Machine learning of cancer type and tissue of origin from proteomes of 1,277 human tissue samples and 975 cancer cell lines

Cancer type is determined via assessment of tumour morphology, aided by immunohistochemical staining patterns. The development of machine learning (ML) models using histology slides has powered the image-based prediction of the site of origin in cancer of unknown primary (CUP). Here, we present an ML-based method to predict cancer type from a pan-cancer cohort consisting of 1,289 human tissue samples spanning 44 cancer types and 26 different tissues based on proteomic data. All samples were processed using data-independent acquisition mass spectrometry (DIA-MS).
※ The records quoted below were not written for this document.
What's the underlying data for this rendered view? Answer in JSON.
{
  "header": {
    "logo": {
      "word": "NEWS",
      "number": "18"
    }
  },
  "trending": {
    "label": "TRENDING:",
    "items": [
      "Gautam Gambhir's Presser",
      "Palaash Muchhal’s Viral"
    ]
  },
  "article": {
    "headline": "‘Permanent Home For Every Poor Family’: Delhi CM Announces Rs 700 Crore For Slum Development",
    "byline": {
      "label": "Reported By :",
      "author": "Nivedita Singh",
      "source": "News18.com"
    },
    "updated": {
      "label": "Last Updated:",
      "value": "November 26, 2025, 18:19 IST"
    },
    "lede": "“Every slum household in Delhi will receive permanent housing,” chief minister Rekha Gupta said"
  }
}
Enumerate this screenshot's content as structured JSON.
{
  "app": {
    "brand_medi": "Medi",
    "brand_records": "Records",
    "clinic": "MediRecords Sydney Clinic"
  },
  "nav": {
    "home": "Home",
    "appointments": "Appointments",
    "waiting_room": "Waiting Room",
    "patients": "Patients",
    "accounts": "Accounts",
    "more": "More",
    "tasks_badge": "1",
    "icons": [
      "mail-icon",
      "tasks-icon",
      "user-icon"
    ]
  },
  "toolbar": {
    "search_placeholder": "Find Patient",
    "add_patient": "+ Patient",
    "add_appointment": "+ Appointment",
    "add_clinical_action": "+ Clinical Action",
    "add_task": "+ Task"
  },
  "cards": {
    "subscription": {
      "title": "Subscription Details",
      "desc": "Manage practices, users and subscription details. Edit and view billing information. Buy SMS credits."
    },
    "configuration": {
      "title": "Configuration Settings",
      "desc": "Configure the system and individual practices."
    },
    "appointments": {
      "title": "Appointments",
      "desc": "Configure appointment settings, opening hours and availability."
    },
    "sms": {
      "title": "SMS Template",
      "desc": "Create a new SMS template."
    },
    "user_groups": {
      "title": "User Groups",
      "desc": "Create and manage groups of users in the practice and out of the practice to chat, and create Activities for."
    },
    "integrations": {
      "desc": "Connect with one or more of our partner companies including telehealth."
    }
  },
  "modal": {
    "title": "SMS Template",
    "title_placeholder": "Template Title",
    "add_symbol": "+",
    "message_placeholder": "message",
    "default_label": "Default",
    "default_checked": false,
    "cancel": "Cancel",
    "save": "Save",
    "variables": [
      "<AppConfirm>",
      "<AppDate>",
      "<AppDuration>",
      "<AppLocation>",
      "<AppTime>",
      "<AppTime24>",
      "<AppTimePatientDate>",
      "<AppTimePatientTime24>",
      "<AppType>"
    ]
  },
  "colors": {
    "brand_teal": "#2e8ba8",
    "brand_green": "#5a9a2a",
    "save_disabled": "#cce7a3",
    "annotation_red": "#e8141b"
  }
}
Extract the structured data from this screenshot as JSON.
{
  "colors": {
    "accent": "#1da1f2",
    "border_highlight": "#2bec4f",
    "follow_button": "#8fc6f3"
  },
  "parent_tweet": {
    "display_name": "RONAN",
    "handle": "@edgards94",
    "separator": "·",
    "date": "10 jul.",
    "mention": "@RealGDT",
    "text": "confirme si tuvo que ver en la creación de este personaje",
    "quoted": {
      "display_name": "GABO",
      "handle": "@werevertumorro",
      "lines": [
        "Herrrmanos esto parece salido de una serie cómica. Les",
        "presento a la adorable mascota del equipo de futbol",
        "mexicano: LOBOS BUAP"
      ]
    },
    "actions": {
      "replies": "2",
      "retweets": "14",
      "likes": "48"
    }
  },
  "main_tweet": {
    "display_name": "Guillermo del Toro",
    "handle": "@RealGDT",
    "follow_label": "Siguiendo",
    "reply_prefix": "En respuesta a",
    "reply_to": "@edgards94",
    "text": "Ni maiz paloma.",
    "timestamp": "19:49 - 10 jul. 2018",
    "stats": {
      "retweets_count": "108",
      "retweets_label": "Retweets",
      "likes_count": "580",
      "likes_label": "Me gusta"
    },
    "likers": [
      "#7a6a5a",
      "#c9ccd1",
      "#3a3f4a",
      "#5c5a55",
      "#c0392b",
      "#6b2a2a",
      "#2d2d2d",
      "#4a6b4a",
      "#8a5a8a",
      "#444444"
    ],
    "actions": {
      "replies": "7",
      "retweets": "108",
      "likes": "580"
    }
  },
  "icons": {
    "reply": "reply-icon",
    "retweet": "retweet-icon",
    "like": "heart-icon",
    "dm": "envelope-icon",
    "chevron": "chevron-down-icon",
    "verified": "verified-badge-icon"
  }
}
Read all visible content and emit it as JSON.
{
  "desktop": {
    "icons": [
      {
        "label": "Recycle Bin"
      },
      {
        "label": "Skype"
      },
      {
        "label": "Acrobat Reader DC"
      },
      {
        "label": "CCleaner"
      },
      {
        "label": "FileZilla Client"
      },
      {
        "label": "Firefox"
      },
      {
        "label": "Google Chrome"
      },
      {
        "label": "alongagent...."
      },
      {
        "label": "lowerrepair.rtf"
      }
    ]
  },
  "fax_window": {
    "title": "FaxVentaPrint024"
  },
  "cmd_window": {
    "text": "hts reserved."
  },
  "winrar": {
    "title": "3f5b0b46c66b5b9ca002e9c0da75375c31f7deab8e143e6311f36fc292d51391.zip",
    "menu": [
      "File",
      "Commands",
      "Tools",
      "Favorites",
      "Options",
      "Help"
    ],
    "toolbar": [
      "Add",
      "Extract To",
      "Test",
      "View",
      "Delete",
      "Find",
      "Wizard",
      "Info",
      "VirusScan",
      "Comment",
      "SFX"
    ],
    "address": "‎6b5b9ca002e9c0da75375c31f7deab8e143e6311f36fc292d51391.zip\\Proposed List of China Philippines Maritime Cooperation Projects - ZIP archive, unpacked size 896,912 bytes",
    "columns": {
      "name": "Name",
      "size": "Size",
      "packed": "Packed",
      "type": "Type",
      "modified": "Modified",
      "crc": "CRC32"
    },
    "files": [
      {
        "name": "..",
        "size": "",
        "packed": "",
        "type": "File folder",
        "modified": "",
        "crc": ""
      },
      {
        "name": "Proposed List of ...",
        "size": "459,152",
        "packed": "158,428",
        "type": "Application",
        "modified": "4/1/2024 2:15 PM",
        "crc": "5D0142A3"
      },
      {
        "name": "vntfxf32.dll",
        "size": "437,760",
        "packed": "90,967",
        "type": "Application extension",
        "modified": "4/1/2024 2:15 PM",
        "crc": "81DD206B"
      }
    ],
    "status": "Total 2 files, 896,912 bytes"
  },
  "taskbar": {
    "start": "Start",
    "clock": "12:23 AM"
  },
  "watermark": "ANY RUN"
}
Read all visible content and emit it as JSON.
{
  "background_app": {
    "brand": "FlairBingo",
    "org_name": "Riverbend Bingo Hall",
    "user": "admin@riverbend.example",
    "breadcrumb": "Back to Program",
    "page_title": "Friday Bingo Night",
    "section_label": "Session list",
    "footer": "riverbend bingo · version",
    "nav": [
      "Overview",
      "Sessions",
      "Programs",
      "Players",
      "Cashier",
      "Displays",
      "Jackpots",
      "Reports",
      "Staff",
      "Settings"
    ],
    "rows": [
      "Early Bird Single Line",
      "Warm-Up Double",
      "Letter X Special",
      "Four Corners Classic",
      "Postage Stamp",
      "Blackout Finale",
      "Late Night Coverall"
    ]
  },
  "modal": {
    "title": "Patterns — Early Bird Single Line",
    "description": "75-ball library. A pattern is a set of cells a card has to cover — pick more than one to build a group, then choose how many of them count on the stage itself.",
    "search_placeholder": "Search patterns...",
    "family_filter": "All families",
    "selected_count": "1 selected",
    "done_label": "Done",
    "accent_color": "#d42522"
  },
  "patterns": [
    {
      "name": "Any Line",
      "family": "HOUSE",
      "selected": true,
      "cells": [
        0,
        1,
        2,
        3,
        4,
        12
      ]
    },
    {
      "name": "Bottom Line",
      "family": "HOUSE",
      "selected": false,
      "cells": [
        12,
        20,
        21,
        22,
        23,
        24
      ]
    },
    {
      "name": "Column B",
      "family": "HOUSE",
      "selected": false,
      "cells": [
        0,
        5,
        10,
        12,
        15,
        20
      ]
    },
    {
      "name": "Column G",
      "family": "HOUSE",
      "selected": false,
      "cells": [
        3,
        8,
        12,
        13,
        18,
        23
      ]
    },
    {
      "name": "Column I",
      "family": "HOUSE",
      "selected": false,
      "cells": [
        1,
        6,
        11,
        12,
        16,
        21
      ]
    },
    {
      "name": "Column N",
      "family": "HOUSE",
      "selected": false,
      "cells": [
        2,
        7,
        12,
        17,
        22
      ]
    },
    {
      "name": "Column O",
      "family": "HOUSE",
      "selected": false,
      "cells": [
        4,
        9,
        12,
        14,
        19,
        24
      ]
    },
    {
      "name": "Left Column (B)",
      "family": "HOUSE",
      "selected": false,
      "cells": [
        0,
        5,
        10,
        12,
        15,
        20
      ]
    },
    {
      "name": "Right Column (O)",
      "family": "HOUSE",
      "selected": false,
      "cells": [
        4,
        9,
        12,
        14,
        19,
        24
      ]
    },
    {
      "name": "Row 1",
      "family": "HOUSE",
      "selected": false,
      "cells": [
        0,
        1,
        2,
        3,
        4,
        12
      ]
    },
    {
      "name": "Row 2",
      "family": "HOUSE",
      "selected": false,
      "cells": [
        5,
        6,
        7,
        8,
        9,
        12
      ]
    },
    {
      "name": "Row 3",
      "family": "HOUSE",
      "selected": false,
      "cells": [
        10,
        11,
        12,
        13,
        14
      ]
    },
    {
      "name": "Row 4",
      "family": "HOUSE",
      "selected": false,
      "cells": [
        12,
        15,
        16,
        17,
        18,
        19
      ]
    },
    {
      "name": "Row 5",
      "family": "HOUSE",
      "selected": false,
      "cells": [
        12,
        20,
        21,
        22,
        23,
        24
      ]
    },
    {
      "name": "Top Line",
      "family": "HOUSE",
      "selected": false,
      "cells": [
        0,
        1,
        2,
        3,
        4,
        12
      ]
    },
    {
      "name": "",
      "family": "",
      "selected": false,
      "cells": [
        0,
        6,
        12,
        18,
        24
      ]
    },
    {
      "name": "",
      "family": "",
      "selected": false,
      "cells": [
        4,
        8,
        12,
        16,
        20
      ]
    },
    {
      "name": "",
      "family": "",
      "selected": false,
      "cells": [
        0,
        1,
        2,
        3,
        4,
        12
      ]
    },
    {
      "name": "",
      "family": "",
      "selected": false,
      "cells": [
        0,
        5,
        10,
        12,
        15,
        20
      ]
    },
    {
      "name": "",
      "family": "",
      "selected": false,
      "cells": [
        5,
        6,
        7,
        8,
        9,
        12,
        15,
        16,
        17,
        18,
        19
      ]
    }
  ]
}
Two proteomic profiles from the pan-cancer cell line cohort were generated using two different sample preparation methods. These were normalized and merged by averaging the protein abundance, yielding a single training set (D1) with 975 cell lines and 9,688 proteins. Similarly, 1,277 tissue samples were processed by DIA-MS, quantifying 9,501 proteins. We trained a classifier using the cell lines (D1) as the baseline training set, and consecutively added 10% of D2 to D1 for online ML. We tested the baseline model and each subsequent new model on the test set T1. We observed a monotonic performance increase from 0.89 (baseline; Top-1 accuracy) to 0.97 (all D2 were used) when predicting the six cancer types. We observed an analogous trend when predicting the seven tissue types (from 0.64 to 0.84). Our proteomic-based ML model can predict cancer type and carcinoma tissue of origin in concordance with existing histopathological classification. It can also assign multiple probabilities to tumour type and tissue of origin, potentially enabling the classification of challenging pathology cases, such as CUP in future work. By adding tissue samples stepwise to the existing model, its predictive performance can be further enhanced. This reflects a real-world knowledge base that will continue to increase in predictive power with additional incremental proteomic data..